Kesra ›› PNS Kantor Gubernur Ngamuk Tiga Tahun Belum Terima Kekurangan

PNS Kantor Gubernur Ngamuk


Ambon - Selama tiga tahun, Pegawai Negeri Sipil (PNS) di Kantor Gubernur Maluku belum mene­rima uang kekurangan.

Lantaran belum menerima hak-hak tersebut, salah satu pegawai pada Biro Peningkatan Kualitas Sumber Daya Manusia (SDM), Zadrak Latupeirissa ngamuk.

Latupeirissa ngamuk sekitar pukul 13.00 WIT dari ruang Ben­dahara Setda Maluku hingga ke ruang Biro Peningkatan SDM yang letaknya tak jauh dari Kantin Kantor Gubernur Maluku.

Kekesalan ini akibat hak-hak selaku PNS belum juga diterima termasuk dengan uang makan selama dua bulan terakhir.

Latupeirissa yang biasa di sapa Cada ini merasa kesal dan diper­mainkan oleh bagian Bendahara Setda Maluku, yang memberikan alasan demi alasan terkait penun­daan pembayaran uang-uang tersebut.

“Beta tuntut beta punya hak. Beta SK jelas. 11 tahun lebih beta meng­abdi di sini. Beta tuntut bt punya hak,” teriaknya kesal.

Sejumlah PNS yang mendengar suaranya berhamburan keluar termasuk sejumlah pejabat biro yang terletak di lantai I kantor Gubernur Maluku.

Kepada wartawan, Latupeirissa mengaku kesal yang dilakukan oknum-oknum terkait pada kantor Gubernur yang tugasnya membayar hak-hak PNS tersebut.

Menurutnya Latupeirissa, ratusan PNS pada biro dan sekretariat kantor Gubernur Maluku belum terima uang kekurangan (uang beras) selama tiga tahun.

“Kekurangan uang beras selama tiga tahun belum terima. Masing-masing pegawai sekitar Rp 1,3 juta. Sementara uang makan per bulan Rp 27 ribu dan sudah dua bulan belum bayar. Padahal sesuai pernyataan sekda ternyata semua harus bayar pada tanggal 6 Maret tetapi sampai sekarang belum. Mereka hanya bayar dinas dan badan saja,” tukasnya.

Ia mengatakan, setelah dirinya melakukan mengecek hal tersebut di bagian bendahara setda, ternyata mereka beralasan belum ada uang pada bagian keuangan untuk dilaku­kan pembayaran. Ia pun berinisiatif mengecek juga pada bagian ke­uangan dan ternyata uang-uang tersebut ada.

“Banyak alasan.
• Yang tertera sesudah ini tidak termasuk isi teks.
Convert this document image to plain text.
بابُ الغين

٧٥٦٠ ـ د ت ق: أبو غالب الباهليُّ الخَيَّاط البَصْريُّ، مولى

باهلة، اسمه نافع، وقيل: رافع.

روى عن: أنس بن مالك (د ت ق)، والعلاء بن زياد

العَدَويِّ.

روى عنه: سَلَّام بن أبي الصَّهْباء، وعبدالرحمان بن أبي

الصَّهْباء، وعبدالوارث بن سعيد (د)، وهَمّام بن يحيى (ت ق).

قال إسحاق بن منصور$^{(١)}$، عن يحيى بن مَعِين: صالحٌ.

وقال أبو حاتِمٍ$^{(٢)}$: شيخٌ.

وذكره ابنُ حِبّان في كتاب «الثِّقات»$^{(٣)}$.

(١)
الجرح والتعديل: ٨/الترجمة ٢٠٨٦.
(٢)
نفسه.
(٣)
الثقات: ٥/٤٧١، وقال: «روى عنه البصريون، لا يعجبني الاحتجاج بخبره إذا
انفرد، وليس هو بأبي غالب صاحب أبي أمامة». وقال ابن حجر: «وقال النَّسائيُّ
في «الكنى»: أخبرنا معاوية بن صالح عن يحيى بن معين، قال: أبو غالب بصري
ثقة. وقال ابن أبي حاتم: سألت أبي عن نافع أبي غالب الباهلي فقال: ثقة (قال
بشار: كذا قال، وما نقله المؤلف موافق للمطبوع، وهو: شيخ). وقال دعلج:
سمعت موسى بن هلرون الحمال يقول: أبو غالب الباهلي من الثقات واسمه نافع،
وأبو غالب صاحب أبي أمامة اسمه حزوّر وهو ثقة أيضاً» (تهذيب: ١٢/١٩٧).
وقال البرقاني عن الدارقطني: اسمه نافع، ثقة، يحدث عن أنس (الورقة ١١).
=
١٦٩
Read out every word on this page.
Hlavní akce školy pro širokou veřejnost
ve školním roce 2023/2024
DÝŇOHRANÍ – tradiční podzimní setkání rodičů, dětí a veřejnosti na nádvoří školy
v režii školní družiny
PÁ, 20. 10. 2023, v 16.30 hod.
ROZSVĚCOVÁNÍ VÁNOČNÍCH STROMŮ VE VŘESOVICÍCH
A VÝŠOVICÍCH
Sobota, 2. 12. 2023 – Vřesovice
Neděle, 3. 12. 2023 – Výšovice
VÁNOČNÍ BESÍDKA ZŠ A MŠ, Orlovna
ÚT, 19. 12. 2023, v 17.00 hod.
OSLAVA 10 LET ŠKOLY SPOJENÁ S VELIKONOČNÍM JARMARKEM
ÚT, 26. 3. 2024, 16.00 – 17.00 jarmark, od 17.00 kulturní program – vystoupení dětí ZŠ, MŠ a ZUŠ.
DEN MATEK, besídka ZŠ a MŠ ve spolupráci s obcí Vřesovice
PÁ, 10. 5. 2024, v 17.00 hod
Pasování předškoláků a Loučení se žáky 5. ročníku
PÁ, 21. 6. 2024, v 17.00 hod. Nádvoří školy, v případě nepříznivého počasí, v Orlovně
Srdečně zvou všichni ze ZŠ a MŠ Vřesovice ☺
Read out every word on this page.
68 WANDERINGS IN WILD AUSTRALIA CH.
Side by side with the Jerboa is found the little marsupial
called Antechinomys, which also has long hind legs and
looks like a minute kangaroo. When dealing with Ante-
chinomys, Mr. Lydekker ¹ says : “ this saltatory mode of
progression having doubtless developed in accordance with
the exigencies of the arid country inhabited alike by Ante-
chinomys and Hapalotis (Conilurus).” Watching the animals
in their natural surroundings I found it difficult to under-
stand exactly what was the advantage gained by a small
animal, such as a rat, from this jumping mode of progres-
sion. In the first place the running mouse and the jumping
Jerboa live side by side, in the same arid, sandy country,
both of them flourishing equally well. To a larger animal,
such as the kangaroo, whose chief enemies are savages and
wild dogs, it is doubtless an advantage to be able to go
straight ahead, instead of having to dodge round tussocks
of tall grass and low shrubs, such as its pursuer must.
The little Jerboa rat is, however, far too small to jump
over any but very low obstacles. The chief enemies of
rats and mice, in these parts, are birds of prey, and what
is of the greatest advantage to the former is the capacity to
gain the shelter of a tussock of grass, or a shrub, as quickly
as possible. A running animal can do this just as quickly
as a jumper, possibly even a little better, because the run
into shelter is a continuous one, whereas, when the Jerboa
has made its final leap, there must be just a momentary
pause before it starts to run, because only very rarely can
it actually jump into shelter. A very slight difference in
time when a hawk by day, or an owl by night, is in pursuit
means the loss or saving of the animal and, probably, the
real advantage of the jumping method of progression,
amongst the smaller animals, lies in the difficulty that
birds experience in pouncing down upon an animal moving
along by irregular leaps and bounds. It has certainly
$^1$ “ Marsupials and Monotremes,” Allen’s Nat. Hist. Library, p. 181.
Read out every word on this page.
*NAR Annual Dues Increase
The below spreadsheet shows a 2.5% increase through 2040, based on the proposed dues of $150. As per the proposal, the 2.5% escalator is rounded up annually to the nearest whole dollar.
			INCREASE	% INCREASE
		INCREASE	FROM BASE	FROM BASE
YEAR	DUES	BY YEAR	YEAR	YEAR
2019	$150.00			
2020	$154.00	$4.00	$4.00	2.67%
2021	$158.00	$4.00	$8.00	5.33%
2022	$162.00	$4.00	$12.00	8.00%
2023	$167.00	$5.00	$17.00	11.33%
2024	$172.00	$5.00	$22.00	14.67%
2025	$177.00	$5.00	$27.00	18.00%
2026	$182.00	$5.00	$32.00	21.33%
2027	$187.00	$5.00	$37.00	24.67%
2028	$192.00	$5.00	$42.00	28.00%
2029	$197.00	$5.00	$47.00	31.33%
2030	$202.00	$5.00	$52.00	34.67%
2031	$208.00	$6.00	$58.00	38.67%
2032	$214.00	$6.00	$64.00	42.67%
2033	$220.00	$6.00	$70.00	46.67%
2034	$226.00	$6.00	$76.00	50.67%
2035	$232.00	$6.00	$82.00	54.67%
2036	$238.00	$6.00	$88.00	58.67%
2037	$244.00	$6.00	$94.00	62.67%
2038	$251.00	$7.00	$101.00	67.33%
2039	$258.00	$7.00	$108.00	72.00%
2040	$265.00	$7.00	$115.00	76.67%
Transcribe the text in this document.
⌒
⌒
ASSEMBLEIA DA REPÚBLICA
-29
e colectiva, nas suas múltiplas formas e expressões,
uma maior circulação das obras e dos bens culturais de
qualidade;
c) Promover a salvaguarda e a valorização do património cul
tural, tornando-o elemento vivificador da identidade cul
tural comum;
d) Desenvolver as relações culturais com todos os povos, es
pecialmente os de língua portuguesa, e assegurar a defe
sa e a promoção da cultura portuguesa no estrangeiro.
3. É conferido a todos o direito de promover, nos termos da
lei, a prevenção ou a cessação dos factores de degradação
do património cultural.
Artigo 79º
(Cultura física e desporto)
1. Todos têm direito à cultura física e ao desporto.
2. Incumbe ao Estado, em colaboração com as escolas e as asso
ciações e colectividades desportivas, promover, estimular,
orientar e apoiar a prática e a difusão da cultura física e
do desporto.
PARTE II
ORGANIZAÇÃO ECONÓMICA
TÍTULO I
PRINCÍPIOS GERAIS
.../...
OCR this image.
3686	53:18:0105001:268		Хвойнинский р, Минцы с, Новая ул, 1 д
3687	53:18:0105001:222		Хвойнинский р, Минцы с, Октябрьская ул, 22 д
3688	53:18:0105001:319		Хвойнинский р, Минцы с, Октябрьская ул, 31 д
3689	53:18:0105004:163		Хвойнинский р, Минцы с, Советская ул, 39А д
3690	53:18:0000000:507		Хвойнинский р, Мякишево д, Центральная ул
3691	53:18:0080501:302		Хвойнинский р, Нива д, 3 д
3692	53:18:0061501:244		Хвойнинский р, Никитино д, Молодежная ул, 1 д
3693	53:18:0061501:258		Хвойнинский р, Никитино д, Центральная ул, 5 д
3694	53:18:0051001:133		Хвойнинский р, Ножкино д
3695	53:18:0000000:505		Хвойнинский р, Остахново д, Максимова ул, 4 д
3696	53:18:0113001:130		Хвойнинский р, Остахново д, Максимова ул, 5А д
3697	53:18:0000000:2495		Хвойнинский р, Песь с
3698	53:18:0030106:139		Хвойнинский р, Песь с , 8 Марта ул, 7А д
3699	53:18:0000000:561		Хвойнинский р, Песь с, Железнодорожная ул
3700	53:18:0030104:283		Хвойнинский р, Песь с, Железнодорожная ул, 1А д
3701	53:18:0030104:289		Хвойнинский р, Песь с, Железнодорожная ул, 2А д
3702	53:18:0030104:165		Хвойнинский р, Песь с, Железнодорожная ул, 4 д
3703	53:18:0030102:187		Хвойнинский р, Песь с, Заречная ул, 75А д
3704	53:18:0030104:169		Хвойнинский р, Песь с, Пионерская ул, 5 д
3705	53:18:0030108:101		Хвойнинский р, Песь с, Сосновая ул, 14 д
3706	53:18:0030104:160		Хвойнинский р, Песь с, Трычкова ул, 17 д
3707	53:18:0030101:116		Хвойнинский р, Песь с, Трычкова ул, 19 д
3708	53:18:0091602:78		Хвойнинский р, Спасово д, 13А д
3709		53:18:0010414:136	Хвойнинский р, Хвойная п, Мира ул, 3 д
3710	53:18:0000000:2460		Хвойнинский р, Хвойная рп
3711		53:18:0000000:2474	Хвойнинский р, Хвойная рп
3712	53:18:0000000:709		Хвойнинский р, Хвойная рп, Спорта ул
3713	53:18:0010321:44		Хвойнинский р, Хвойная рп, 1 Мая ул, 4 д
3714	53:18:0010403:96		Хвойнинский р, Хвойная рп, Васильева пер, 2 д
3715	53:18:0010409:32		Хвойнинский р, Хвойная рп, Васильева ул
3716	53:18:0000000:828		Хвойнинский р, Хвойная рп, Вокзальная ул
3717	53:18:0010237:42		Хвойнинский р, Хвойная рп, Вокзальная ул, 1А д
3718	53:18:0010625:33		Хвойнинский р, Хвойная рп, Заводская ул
Beta sudah tanya katanya tidak ada uang di bagian keuangan. Padahal beta ke bagian keuangan cek itu uang ada. Banyak alasan yang tidak jelas. Ini permainan bagian keuangan. Sengaja dilakukan biar bunganya banyak di bank dulu,” katanya.

Hal yang sama pula diakui sejumlah pejabat biro dan pegawai yang enggan namanya di korankan.

“Itu benar semua. Kami juga tidak tahu. Kami semua juga sudah resah dengan hal ini. Tidak tahu sulitnya dimana sampai belum bayar-bayar. Biarkan saja dia ngamuk. Semua juga sudah resah dengan hal ini. Masa dinas dan badan sudah dapat tetapi di kantor gubernur sini belum,” ujar beberapa PNS dengan kesal. (S-27)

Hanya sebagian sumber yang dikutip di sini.